Some key findings of the survey were:
Clients: 100% of respondents answered yes to having a policy to screen prospective clients which is actively implemented. Similarly 97% have an organizational policy that deals with client responsibly.
Employees: 83% of respondents’ state having policies that provide equal opportunity to all their employees, 93% have policies that ensures merit-based salary and promotion, and 86% having policies that specifically prohibits any kind of discrimination. However, when it comes to having policy to monitor employees from different backgrounds and gender, the response was mix with only 52% admitting to having such a monitoring policy and 48% not having any such policy.
Charity: 76% indicated that they had polices for charitable activities whilst 17% had none. Charitable activities remains a strong priority for IFIs, but most do not consider utilising their fund mobilizing capabilities to raise funds for charities or emergency causes (only 34% said they do.)
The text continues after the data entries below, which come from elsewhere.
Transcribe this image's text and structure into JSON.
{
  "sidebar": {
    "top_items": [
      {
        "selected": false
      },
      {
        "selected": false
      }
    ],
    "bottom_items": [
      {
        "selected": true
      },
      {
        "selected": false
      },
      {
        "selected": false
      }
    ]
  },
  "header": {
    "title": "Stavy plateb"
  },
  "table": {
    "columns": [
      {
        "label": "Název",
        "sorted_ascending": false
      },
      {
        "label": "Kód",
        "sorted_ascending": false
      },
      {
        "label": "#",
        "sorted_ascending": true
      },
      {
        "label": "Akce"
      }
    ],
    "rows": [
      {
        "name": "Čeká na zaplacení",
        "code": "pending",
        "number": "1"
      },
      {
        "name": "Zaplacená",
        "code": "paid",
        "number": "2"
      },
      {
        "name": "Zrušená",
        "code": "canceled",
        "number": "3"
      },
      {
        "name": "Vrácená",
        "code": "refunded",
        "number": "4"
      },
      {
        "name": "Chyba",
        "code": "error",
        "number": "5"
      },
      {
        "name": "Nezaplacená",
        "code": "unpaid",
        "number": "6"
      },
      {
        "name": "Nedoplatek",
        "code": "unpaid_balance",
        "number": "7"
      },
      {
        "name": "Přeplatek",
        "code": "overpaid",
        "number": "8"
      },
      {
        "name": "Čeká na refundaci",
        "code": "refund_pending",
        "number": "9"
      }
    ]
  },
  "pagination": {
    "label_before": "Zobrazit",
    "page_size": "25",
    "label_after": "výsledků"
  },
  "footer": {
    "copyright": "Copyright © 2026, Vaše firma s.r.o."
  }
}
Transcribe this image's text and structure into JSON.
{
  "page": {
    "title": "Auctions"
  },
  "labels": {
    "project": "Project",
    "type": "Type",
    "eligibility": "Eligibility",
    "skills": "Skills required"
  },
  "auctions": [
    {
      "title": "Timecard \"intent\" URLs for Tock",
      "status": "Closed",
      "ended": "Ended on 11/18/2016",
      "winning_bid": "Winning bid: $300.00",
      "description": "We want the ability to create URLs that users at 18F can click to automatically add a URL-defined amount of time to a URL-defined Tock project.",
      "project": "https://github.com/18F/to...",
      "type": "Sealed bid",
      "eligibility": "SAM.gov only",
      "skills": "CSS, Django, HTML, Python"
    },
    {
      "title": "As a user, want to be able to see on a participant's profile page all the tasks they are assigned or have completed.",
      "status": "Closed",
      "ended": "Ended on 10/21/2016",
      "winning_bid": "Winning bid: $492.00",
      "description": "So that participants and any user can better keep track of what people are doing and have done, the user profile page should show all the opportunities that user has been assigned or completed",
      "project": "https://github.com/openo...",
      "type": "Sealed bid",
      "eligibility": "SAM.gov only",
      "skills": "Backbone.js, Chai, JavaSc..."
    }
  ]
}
Responsible Investments: 55% responded yes to having some policy in investment quotas on social, developmental and environment orientated investments, whilst 38% did not have such policy. However, amongst the three types, environmental related investment quotas had the least focus (38%).
Zakah/ Waqf Management: Only 10% of respondents said they had a policy to manage Waqf properties on behalf of clients, while only 33% said they managed Zakah on behalf of clients
A set of socially responsible programs shared by the respondents and profiled in this report include a Charitable Takaful Savings plan, a social impact based investment program, and a Sharia compliant micro-finance initiative amongst others.
Overall, the results suggest that IFIs do have a good start on most aspects of social responsibility, contrary to criticisms leveled at the industry. However, this varies widely between institutions. Also, the IFIs have yet to move from the negative screening framework which is primarily based on avoidance (first generation) to the positive action framework which is based on both avoidance and engagement in socially responsible activities (second generation.)
This is where IFIs can really make a difference given their financial institution infrastructure. The results should not necessarily be generalized as it may be affected by response bias, since only pro-active and socially responsible institution may feel the need to respond to the survey.